Çünkü ne para, ne pul, ne yollar, ne köprüler, ne havalimanları, ne de başka bir şey neşenin yerini tutmuyor.
Keyfimiz ve sağlımız yok ise hiçbirinin bir kıymeti yok.
Geçen senenin son tartışmalı olayı, Fikri Sağlar’ın “Ben yargılandığım zaman türbanlı bir hakimin karşısına gittiğimde benimle ilgili haklarımı koruyacağı ve adaleti yerine getirebileceği konusunda şüphelerim var” demesi oldu.
Bu sözler beni 28 Şubat diye hatırlanan döneme götürdü.

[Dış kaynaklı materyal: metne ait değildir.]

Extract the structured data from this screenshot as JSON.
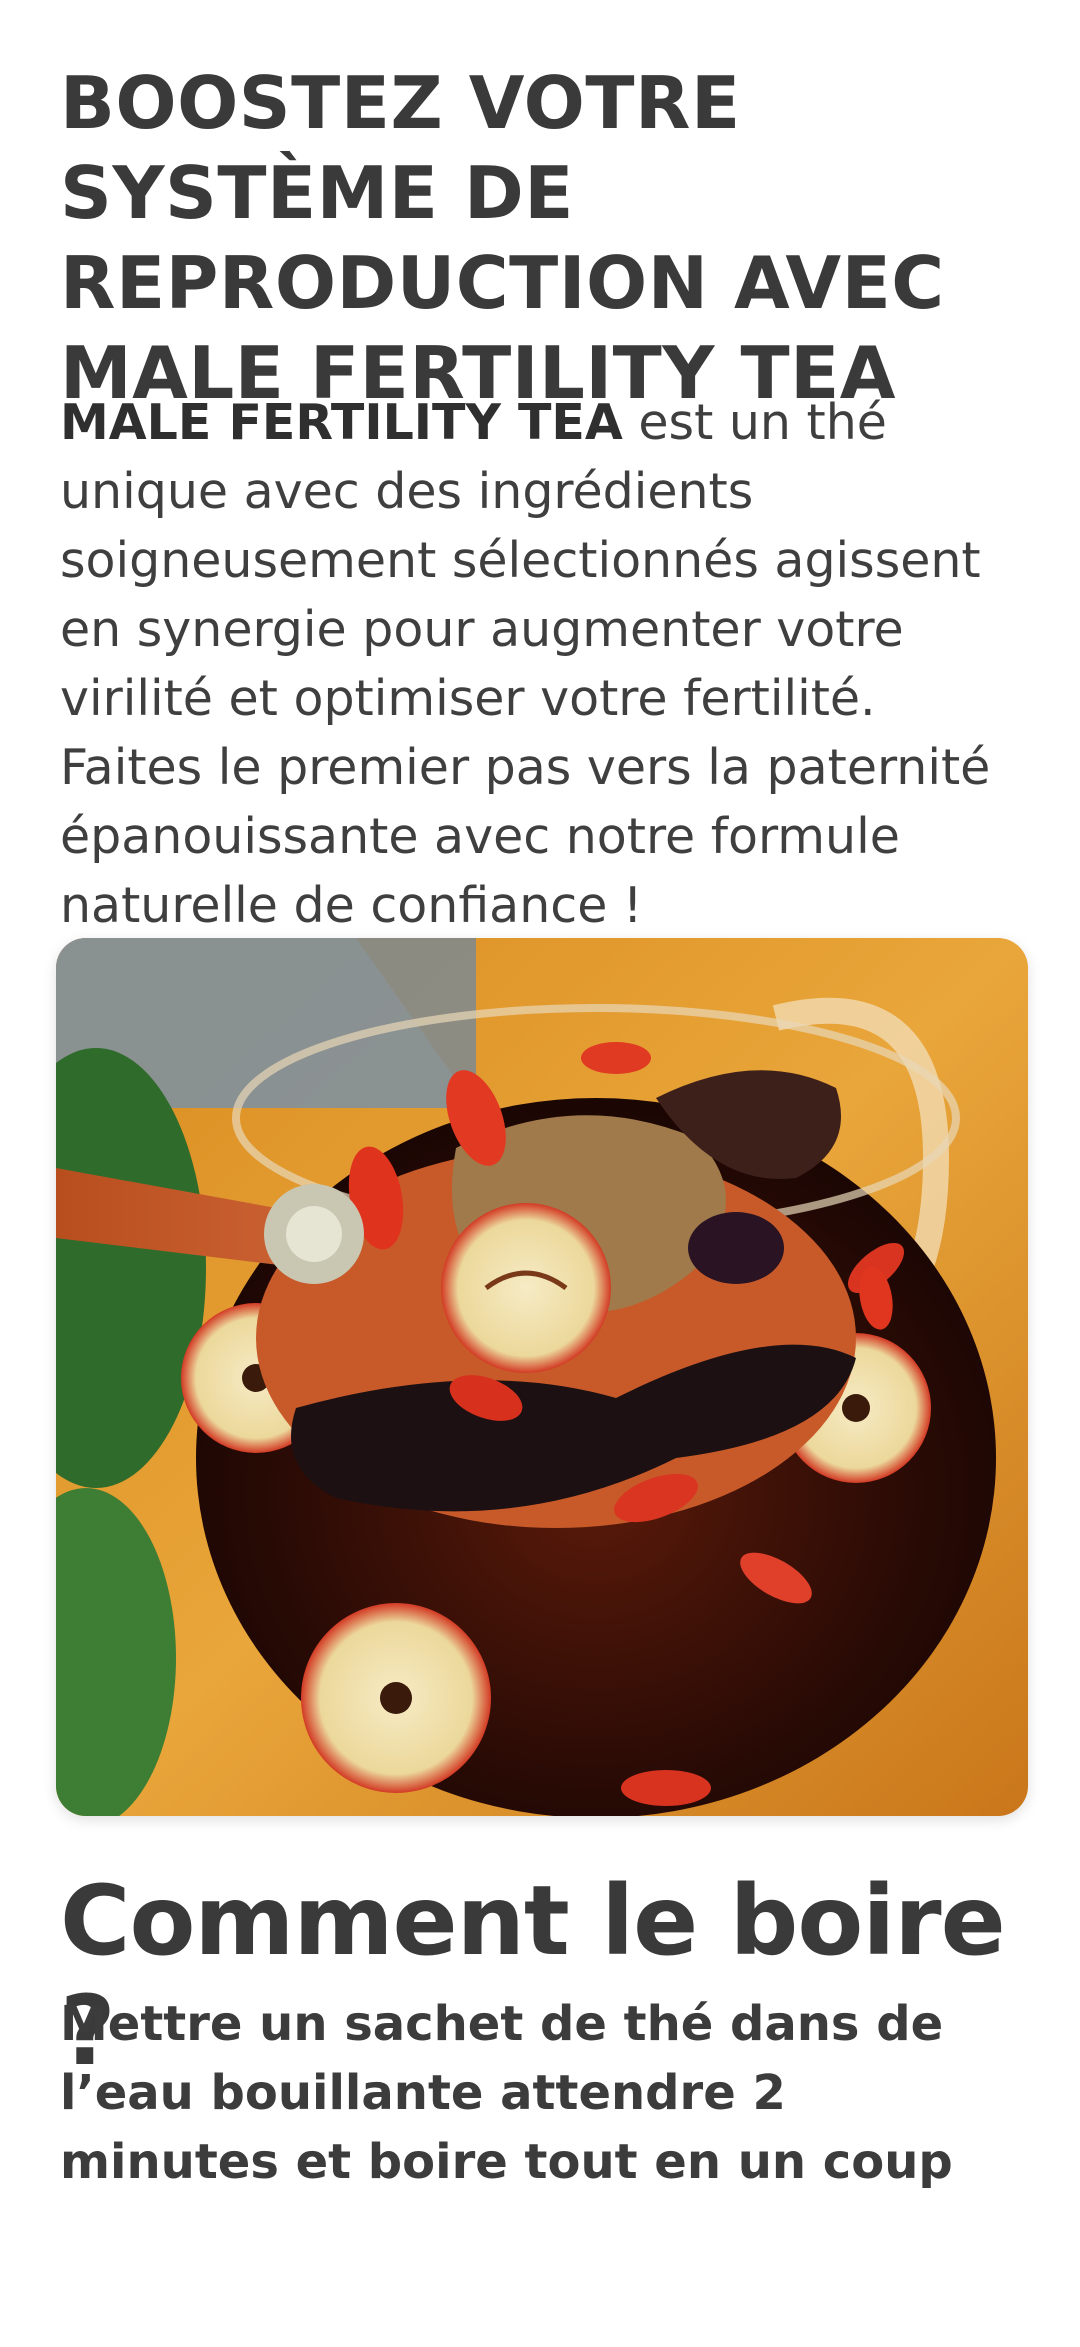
{
  "headline": "BOOSTEZ VOTRE SYSTÈME DE REPRODUCTION AVEC MALE FERTILITY TEA",
  "intro": {
    "product_name": "MALE FERTILITY TEA",
    "text": " est un thé unique avec des ingrédients soigneusement sélectionnés agissent en synergie pour augmenter votre virilité et optimiser votre fertilité. Faites le premier pas vers la paternité épanouissante avec notre formule naturelle de confiance !"
  },
  "image": {
    "subject": "tea-glass-with-goji-berries-and-herbs-on-wooden-spoon"
  },
  "how_to": {
    "title": "Comment le boire ?",
    "instructions": "Mettre un sachet de thé dans de l’eau bouillante attendre 2 minutes et boire tout en un coup"
  },
  "colors": {
    "text": "#3a3a3a",
    "background": "#ffffff"
  }
}
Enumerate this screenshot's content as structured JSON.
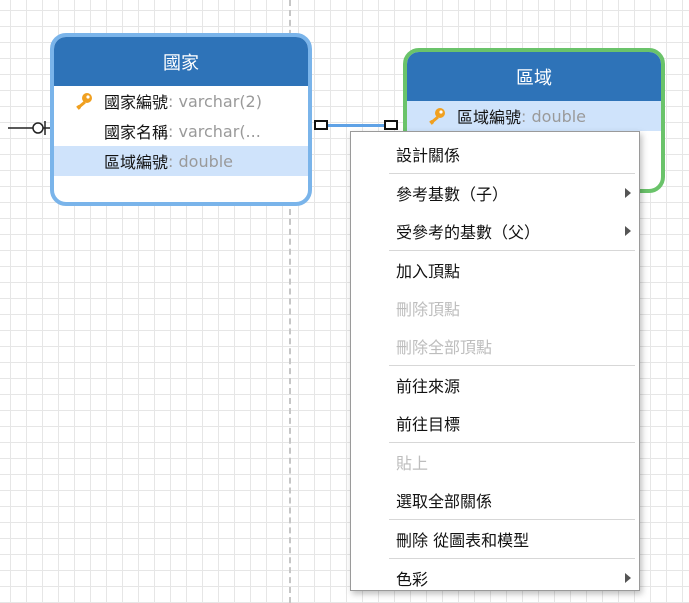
{
  "canvas": {
    "grid": true
  },
  "entities": {
    "country": {
      "title": "國家",
      "attributes": [
        {
          "name": "國家編號",
          "type": ": varchar(2)",
          "primary_key": true
        },
        {
          "name": "國家名稱",
          "type": ": varchar(...",
          "primary_key": false
        },
        {
          "name": "區域編號",
          "type": ": double",
          "primary_key": false,
          "selected": true
        }
      ]
    },
    "region": {
      "title": "區域",
      "attributes": [
        {
          "name": "區域編號",
          "type": ": double",
          "primary_key": true,
          "selected": true
        }
      ]
    }
  },
  "context_menu": {
    "items": [
      {
        "label": "設計關係",
        "enabled": true,
        "submenu": false
      },
      {
        "label": "參考基數（子）",
        "enabled": true,
        "submenu": true
      },
      {
        "label": "受參考的基數（父）",
        "enabled": true,
        "submenu": true
      },
      {
        "label": "加入頂點",
        "enabled": true,
        "submenu": false
      },
      {
        "label": "刪除頂點",
        "enabled": false,
        "submenu": false
      },
      {
        "label": "刪除全部頂點",
        "enabled": false,
        "submenu": false
      },
      {
        "label": "前往來源",
        "enabled": true,
        "submenu": false
      },
      {
        "label": "前往目標",
        "enabled": true,
        "submenu": false
      },
      {
        "label": "貼上",
        "enabled": false,
        "submenu": false
      },
      {
        "label": "選取全部關係",
        "enabled": true,
        "submenu": false
      },
      {
        "label": "刪除 從圖表和模型",
        "enabled": true,
        "submenu": false
      },
      {
        "label": "色彩",
        "enabled": true,
        "submenu": true
      }
    ]
  },
  "colors": {
    "entity_header": "#2e73b8",
    "country_border": "#7ab4ea",
    "region_border": "#6ac36a",
    "selected_row": "#cfe3fb",
    "connector": "#5fa2e6",
    "key_icon": "#f0a020"
  }
}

O zaman da başörtülü kızların üniversitelerde eğitim alması ile ilgili engeller arttırılıyor, kızlar eğitim haklarını kullanamıyordu.
Benim o dönemin YÖK Başkanı Gürüz’e itirazım vardı hep.
Şöyle diyordum.
“Bu yapılan büyük bir haksızlıktır. Mesele kafanın dışı değil içidir. Aynı inanca ve belki de siyasal düşünceye sahip erkekler, inançları onlara başlarını örtmeyi emretmediği için rahatça okullarına devam ederken, kızların inançlarından ötürü kafalarının dışına bağlamak zorunda oldukları bir şey bahane edilerek eğitimden mahrum bırakılmaları haksızlıktır.”
Bugün Fikri Sağlar’ın söylediği de bundan farksız.